Hello,
I'm trying to connect PySpark with Elasticsearch so that I can manipulate Elasticsearch docs using PySpark. However, I'm currently facing issues when trying to retrieve documents. I've tried different approaches, but I'm still getting errors.
I'm using:
- Python 3.11.7
- pyspark 3.3.3
- Elasticsearch 8.11.3
- elasticsearch-hadoop-8.11.3.jar
All of this is running on a Jupyter Notebook. As far as I've read, elasticsearch-hadoop is compatible with Spark 3.3.3 and Elasticsearch 8.11.3; however, I'm getting the following error over and over.
This is my code:
import findspark
findspark.init()
from pyspark.sql import SparkSession
# Initialize SparkSession
# Path to the Elasticsearch-Hadoop JAR file
es_hadoop_jar = "elasticsearch-hadoop-8.11.3/dist/elasticsearch-hadoop-8.11.3.jar"
# Initialize SparkSession
spark = SparkSession.builder \
.appName("ElasticsearchIntegration") \
.config("spark.jars", es_hadoop_jar) \
.config("spark.es.nodes", "localhost") \
.config("spark.es.port", "9200") \
.getOrCreate()
# Load data from Elasticsearch
df = spark.read.format("es").load("index")
# Show the DataFrame
df.show()
This is the error:
Py4JJavaError: An error occurred while calling o75.load.
: java.lang.NoClassDefFoundError: scala/Product$class
at org.elasticsearch.spark.sql.ElasticsearchRelation.<init>(DefaultSource.scala:228)
at org.elasticsearch.spark.sql.DefaultSource.createRelation(DefaultSource.scala:97)
at org.apache.spark.sql.execution.datasources.DataSource.resolveRelation(DataSource.scala:350)
at org.apache.spark.sql.DataFrameReader.loadV1Source(DataFrameReader.scala:228)
at org.apache.spark.sql.DataFrameReader.$anonfun$load$2(DataFrameReader.scala:210)

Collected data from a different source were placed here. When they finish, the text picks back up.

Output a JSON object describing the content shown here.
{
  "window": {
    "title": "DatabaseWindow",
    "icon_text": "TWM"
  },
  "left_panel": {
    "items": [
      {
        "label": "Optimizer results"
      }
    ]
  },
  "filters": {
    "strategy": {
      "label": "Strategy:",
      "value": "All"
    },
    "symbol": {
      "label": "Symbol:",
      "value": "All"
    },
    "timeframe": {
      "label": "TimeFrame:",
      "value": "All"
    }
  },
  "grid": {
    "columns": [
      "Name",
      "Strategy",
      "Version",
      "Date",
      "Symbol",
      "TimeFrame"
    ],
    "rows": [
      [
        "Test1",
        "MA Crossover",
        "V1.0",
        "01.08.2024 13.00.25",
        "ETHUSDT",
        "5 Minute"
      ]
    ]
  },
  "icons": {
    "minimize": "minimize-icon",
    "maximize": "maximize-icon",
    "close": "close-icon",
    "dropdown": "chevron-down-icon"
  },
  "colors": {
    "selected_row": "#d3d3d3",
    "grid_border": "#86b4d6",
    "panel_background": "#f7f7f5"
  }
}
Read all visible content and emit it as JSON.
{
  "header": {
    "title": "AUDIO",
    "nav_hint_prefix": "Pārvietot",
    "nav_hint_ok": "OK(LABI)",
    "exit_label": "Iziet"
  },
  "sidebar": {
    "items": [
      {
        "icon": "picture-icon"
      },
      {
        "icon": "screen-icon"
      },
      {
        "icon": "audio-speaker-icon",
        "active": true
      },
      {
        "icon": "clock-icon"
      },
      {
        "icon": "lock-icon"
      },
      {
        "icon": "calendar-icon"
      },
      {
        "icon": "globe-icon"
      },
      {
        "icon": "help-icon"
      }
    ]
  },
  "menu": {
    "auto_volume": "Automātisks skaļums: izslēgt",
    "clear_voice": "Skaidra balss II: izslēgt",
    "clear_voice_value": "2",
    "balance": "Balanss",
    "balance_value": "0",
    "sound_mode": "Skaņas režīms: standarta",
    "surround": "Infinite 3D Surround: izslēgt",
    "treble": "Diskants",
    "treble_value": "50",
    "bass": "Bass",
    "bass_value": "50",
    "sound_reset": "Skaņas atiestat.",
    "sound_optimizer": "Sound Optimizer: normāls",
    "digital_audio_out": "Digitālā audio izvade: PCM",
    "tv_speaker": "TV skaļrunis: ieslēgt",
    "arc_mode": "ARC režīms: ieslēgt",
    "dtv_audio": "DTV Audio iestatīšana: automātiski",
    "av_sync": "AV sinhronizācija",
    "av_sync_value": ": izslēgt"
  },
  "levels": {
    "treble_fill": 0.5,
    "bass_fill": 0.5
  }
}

at scala.Option.getOrElse(Option.scala:189)
at org.apache.spark.sql.DataFrameReader.load(DataFrameReader.scala:210)
at org.apache.spark.sql.DataFrameReader.load(DataFrameReader.scala:185)
at java.base/jdk.internal.reflect.NativeMethodAccessorImpl.invoke0(Native Method)
at java.base/jdk.internal.reflect.NativeMethodAccessorImpl.invoke(NativeMethodAccessorImpl.java:62)
at java.base/jdk.internal.reflect.DelegatingMethodAccessorImpl.invoke(DelegatingMethodAccessorImpl.java:43)
at java.base/java.lang.reflect.Method.invoke(Method.java:566)
at py4j.reflection.MethodInvoker.invoke(MethodInvoker.java:244)
at py4j.reflection.ReflectionEngine.invoke(ReflectionEngine.java:357)
at py4j.Gateway.invoke(Gateway.java:282)
at py4j.commands.AbstractCommand.invokeMethod(AbstractCommand.java:132)
at py4j.commands.CallCommand.execute(CallCommand.java:79)
at py4j.ClientServerConnection.waitForCommands(ClientServerConnection.java:182)
at py4j.ClientServerConnection.run(ClientServerConnection.java:106)
at java.base/java.lang.Thread.run(Thread.java:829)
Caused by: java.lang.ClassNotFoundException: scala.Product$class
at java.base/java.net.URLClassLoader.findClass(URLClassLoader.java:476)
at java.base/java.lang.ClassLoader.loadClass(ClassLoader.java:594)
at java.base/java.lang.ClassLoader.loadClass(ClassLoader.java:527)
... 20 more
I've read some posts indicating that this is a versioning error, but I cannot detect the problem.
Every insight will be highly appreciated.